Глава 14

Глава 14.


31/03/29, вс


Митя добрался до Дятлово без приключений. Лошадь, несмотря на свой дохлый вид, исправно тянула кибитку, доберман крепко спал, солнце постепенно садилось, но, когда показались крыши домов со снежными шапками, до сумерек оставалось ещё часа три. Найти дом Герасима оказалось непросто, Дятлово было не захудалой деревенькой, а практически селом, с церковью, каменными зданиями и извилистыми улочками. Народ тут жил разный, кто своим хозяйством, а кто — рабочим трудом, подворья уходили чуть ли не на полверсты в разные стороны, хозяин телеги, на которой должны были удрать бандиты, обитал в последнем доме возле самого леса. Обычный пятистенок из потемневших от времени брёвен с резными наличниками, покрытый дранкой и обнесённый редким частоколом, был заперт на висячий замок. Из холодной части доносилось кудахтанье, телега без лошади стояла поодаль.

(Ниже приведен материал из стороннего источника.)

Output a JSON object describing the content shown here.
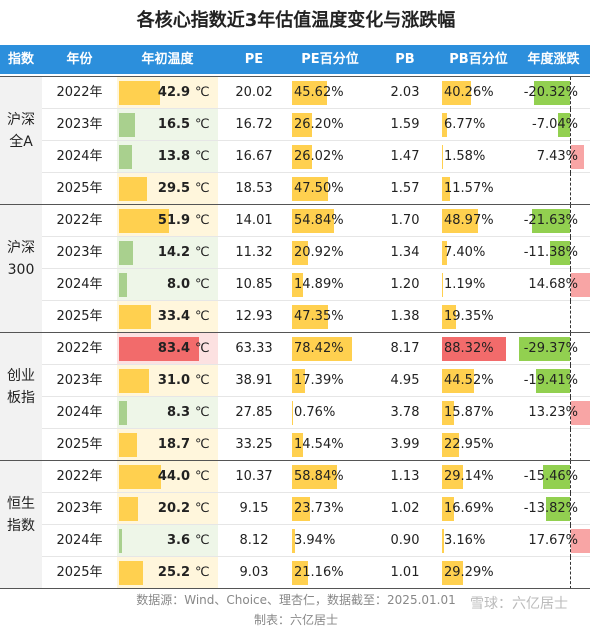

— Герасима ищешь? Так нет его, — сказала соседка, с интересом разглядывая гостя, — вчерась приехал под самую ночь, да рано утром, как живность покормил, в лес ушкандыбал, с ружьишком, значит.

— Ищу. Когда вернётся?

— Да кто его знает, может, к завтрему, а может и через неделю, он на голову-то плохой, на войне контуженный, что там взбредёт, одному Богу известно. А ты по какому делу-то к нему?

— Да приятеля он моего подвозил вчера, так я его забрать должен. Может, в доме оставил, или с собой увёл?

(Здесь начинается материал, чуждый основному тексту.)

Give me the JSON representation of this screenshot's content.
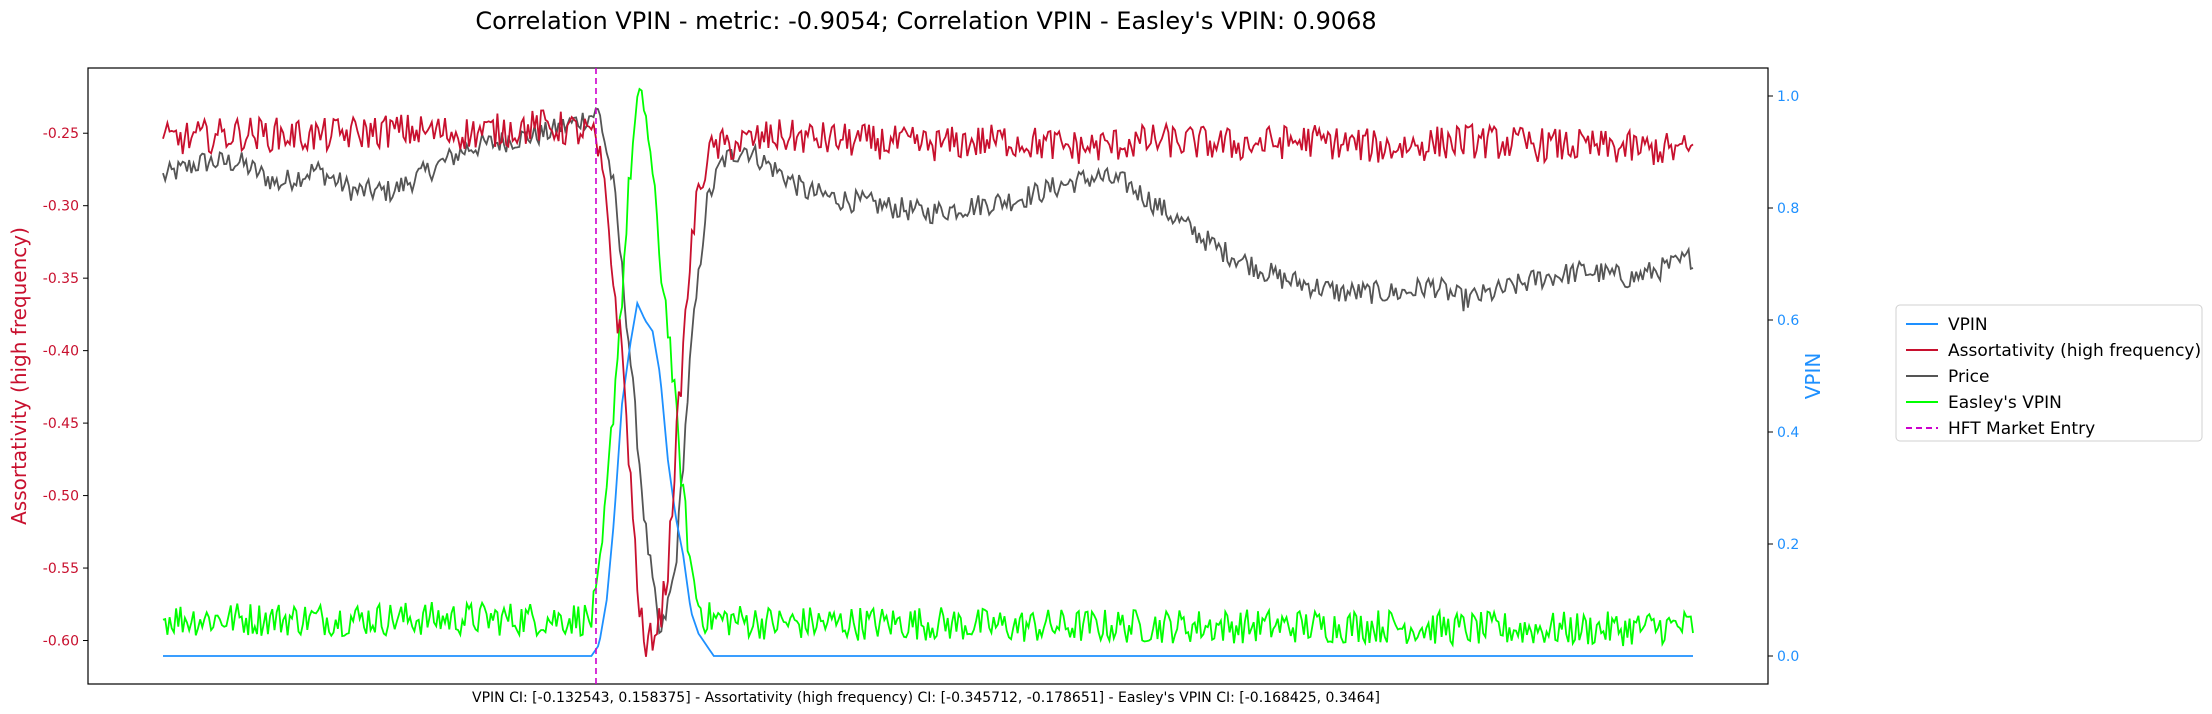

— Нет, один он приехал, без приятелей, — женщина поджала губы, — всё бормотал чего-то, да и лошадка хромала, сейчас вон у меня стоит без толку, ветеринара нашего дожидается.

— Под ночь, говоришь, приехал, — задумчиво сказал Бейлин, спрашивая скорее себя, чем собеседницу, — и лошадь хромая. Наверное, всё-таки заезжал куда ещё?

Поезд столкнулся с товарняком, когда ещё полудня не было, перестрелка и бегство Травина-Должанского заняли не больше часа. По карте, от того места до Дятлово было не больше десяти вёрст. Лошадь, пусть даже с повреждённой ногой, не могла тащиться больше трёх-четырёх часов по накатанной дороге.

— В Конопельку он должен был заехать, Лукича завезти да приятелей его, бездельников да хулиганов, ух, житья от них нет. Они, мил человек, встретиться должны были, за Герасимом-то должок имелся, так он хвастался, что враз отработает, а уж как, не знаю и знать не желаю. Небось, там и засиделся, у Лукича, по такому-то случаю.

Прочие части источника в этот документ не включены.